There are two main conditions:
- 90% acceptance rate. If reached, squeeze out will follow. 63.2% of shareholders (including all major holders) have already tendered their shares. This type of tender offers is apparently a standard and most common practice in Finland. The threshold is high, but should be reachable given the current support from the board and major shareholders. Moreover, PIHLIS is facing serious competition challenges from the two major players (Terveystalo and Mehiläinen), while the growth through acquisitions is limited. Pihlajalinna strategy was based on getting a good share of the health care sector reform, but that plan has been scrapped by the government . That means that their only avenue for growth is closed. The current market situation and 23% premium to the last-close price should also give the shareholders some incentive to vote in favour.
- Regulatory approval. This is a main issue as the merger has to get a blessing from FCCA (Finnish antitrust body).
Few points on antitrust risk
- FCCA has initiated a Phase 2 investigation on the 12th of March. This was expected by the companies and they seem to be confident in the eventual approval after the Phase 2.
- Nonetheless, it seems that the scale of the transaction is attracting opposition in the media, while the Finnish Medical Association has also expressed concerns about the decreasing competition.
- In H2’18 there was a similar acquisition between peers – Terveystalo has acquired healthcare operations of Attendo. This was a €233m transaction (vs €360m for PIHLIS) and antitrust was also a key concern here – based on the initial review regulators have assumed that the transaction will have “an adverse effect on the competition”. The approval was eventually received (took 7 months) yet it also had to go through Phase 2. Although it is also stated that an extension was required because regulators needed more time due to healthcare reform that had to be implemented, but eventually failed last year. The main argument in favour of the approval for the peer merger was that essentially both companies provide different services for different customer groups (The buyer focused more on occupational healthcare for corporate and specialized care for public sectors, while the target was strong mostly in primary healthcare for for public sector).
- In comparison to peer transaction, the overlap between Mehiläinen/PIHLIS seems to be higher – both focus mainly on public sector and primary healthcare services. Moreover, the size is seems to be a bit larger (the combined company will have €1.4bn of revenues (vs €924m estimated for Terveystalo/Attendo), while the industry itself is already in a later stage of consolidation.
- So on one hand the combination will further increase the presence of the two major players (Terveystalo and Mehiläinen), but on the other hand, health care in Finland is still dominated by a really strong public health care system.
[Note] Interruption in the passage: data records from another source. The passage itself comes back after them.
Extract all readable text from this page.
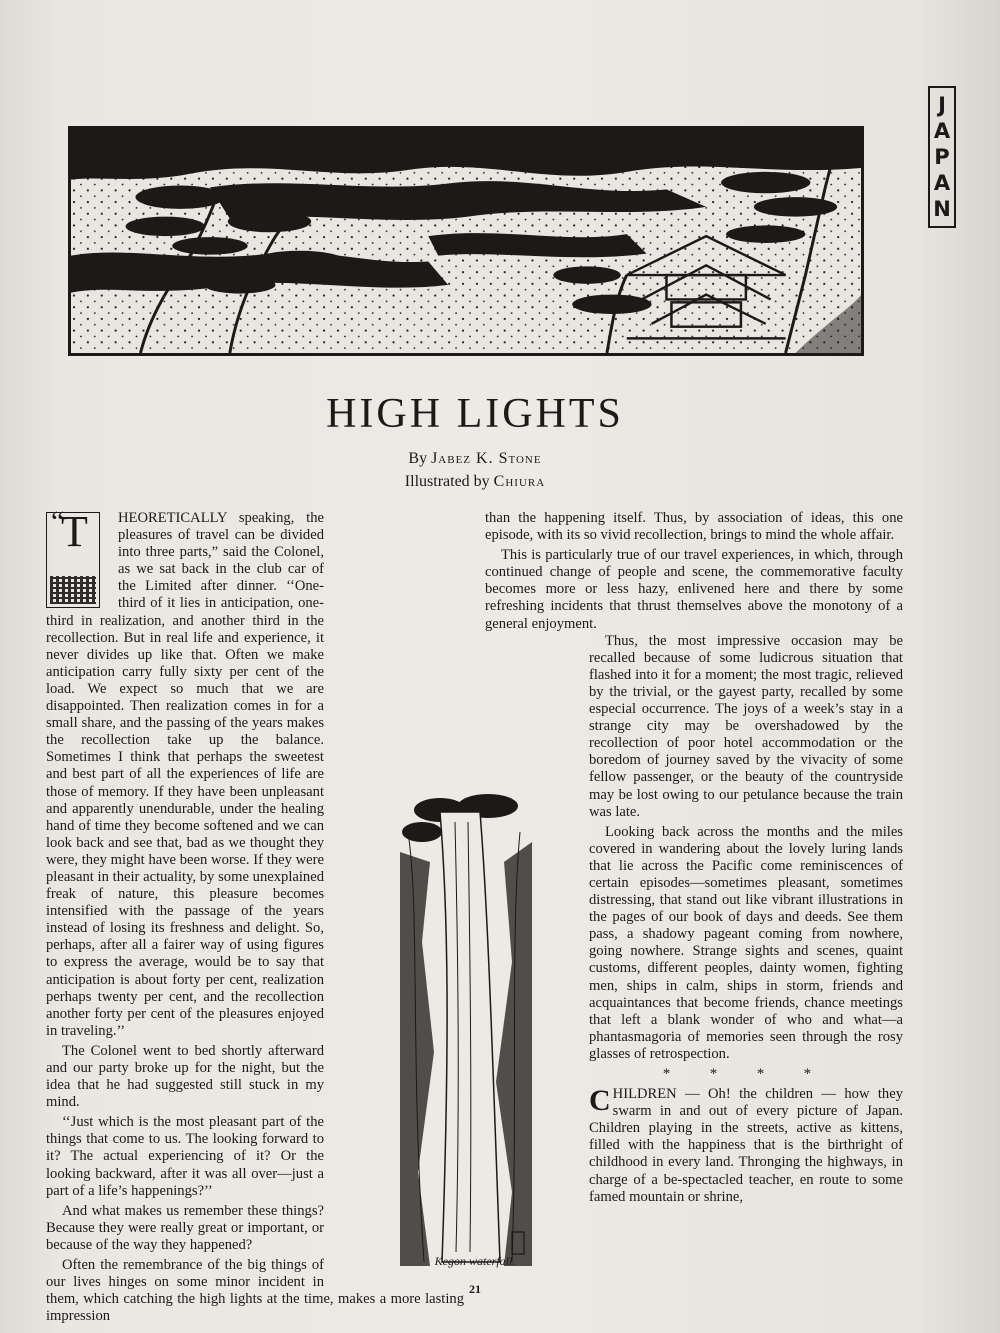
J
A
P
A
N
HIGH LIGHTS
By Jabez K. Stone
Illustrated by Chiura
“
T	HEORETICALLY speaking, the pleasures of travel can be divided into three parts,” said the Colonel, as we sat back in the club car of the Limited after dinner. ‘‘One-third of it lies in anticipation, one-third in realization, and another third in the recollection. But in real life and experience, it never divides up like that. Often we make anticipation carry fully sixty per cent of the load. We expect so much that we are disappointed. Then realization comes in for a small share, and the passing of the years makes the recollection take up the balance. Sometimes I think that perhaps the sweetest and best part of all the experiences of life are those of memory. If they have been unpleasant and apparently unendurable, under the healing hand of time they become softened and we can look back and see that, bad as we thought they were, they might have been worse. If they were pleasant in their actuality, by some unexplained freak of nature, this pleasure becomes intensified with the passage of the years instead of losing its freshness and delight. So, perhaps, after all a fairer way of using figures to express the average, would be to say that anticipation is about forty per cent, realization perhaps twenty per cent, and the recollection another forty per cent of the pleasures enjoyed in traveling.’’

The Colonel went to bed shortly afterward and our party broke up for the night, but the idea that he had suggested still stuck in my mind.

‘‘Just which is the most pleasant part of the things that come to us. The looking forward to it? The actual experiencing of it? Or the looking backward, after it was all over—just a part of a life’s happenings?’’

And what makes us remember these things? Because they were really great or important, or because of the way they happened?

Often the remembrance of the big things of our lives hinges on some minor incident in them, which catching the high lights at the time, makes a more lasting impression

than the happening itself. Thus, by association of ideas, this one episode, with its so vivid recollection, brings to mind the whole affair.

This is particularly true of our travel experiences, in which, through continued change of people and scene, the commemorative faculty becomes more or less hazy, enlivened here and there by some refreshing incidents that thrust themselves above the monotony of a general enjoyment.

Thus, the most impressive occasion may be recalled because of some ludicrous situation that flashed into it for a moment; the most tragic, relieved by the trivial, or the gayest party, recalled by some especial occurrence. The joys of a week’s stay in a strange city may be overshadowed by the recollection of poor hotel accommodation or the boredom of journey saved by the vivacity of some fellow passenger, or the beauty of the countryside may be lost owing to our petulance because the train was late.

Looking back across the months and the miles covered in wandering about the lovely luring lands that lie across the Pacific come reminiscences of certain episodes—sometimes pleasant, sometimes distressing, that stand out like vibrant illustrations in the pages of our book of days and deeds. See them pass, a shadowy pageant coming from nowhere, going nowhere. Strange sights and scenes, quaint customs, different peoples, dainty women, fighting men, ships in calm, ships in storm, friends and acquaintances that become friends, chance meetings that left a blank wonder of who and what—a phantasmagoria of memories seen through the rosy glasses of retrospection.

* * * *

CHILDREN — Oh! the children — how they swarm in and out of every picture of Japan. Children playing in the streets, active as kittens, filled with the happiness that is the birthright of childhood in every land. Thronging the highways, in charge of a be-spectacled teacher, en route to some famed mountain or shrine,

Kegon waterfall.
21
That is not expected to change anytime soon and with the current coronavirus situation ongoing, it just proves how important it is to have a high quality public health care system.
- Before the market fall, the spread used to trade at 4%, which given the 90% approval rate indicates that the market was fairly confident in the regulatory blessing.
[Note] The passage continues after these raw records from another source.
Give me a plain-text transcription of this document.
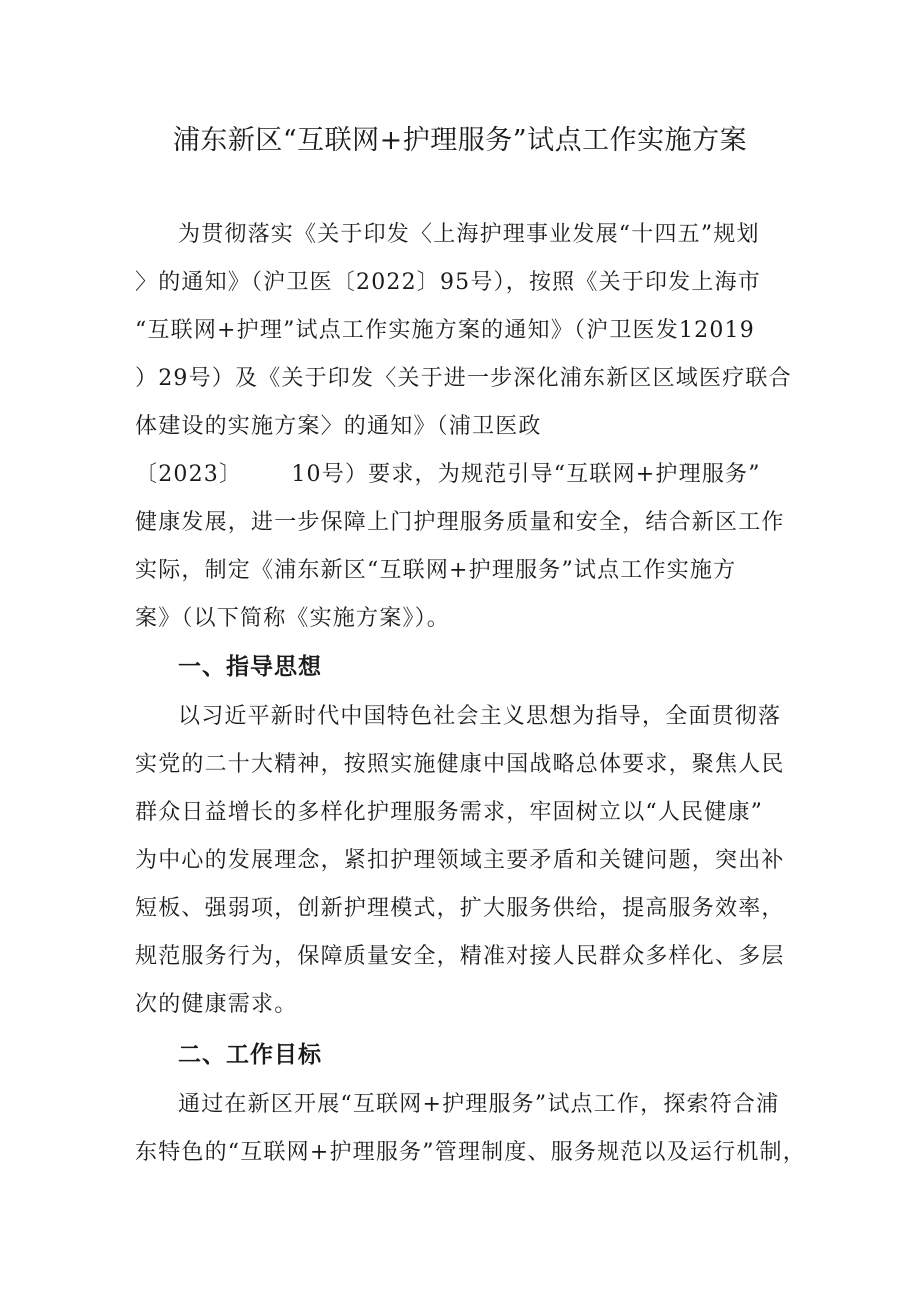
浦东新区“互联网+护理服务”试点工作实施方案
为贯彻落实《关于印发〈上海护理事业发展“十四五”规划
〉的通知》（沪卫医〔2022〕95号），按照《关于印发上海市
“互联网+护理”试点工作实施方案的通知》（沪卫医发12019
）29号）及《关于印发〈关于进一步深化浦东新区区域医疗联合
体建设的实施方案〉的通知》（浦卫医政
〔2023〕      10号）要求，为规范引导“互联网+护理服务”
健康发展，进一步保障上门护理服务质量和安全，结合新区工作
实际，制定《浦东新区“互联网+护理服务”试点工作实施方
案》（以下简称《实施方案》）。
一、指导思想
以习近平新时代中国特色社会主义思想为指导，全面贯彻落
实党的二十大精神，按照实施健康中国战略总体要求，聚焦人民
群众日益增长的多样化护理服务需求，牢固树立以“人民健康”
为中心的发展理念，紧扣护理领域主要矛盾和关键问题，突出补
短板、强弱项，创新护理模式，扩大服务供给，提高服务效率，
规范服务行为，保障质量安全，精准对接人民群众多样化、多层
次的健康需求。
二、工作目标
通过在新区开展“互联网+护理服务”试点工作，探索符合浦
东特色的“互联网+护理服务”管理制度、服务规范以及运行机制，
Short overview of the companies
Mehiläinen – provides private healthcare services to corporate – 27%, private – 26% and public – 47% sectors in Finland. Mostly focuses on primary (public) and occupational (corporate) healthcare. Revenue wise, it is about 2x larger that the target company.
Pihlajalinna – also provides private healthcare services to the same segments, but focuses more on the public sector (specialized and primary): private – 17%, public – 64% corporate – 19% and insurance – 5%. ’19 revenue was €518m.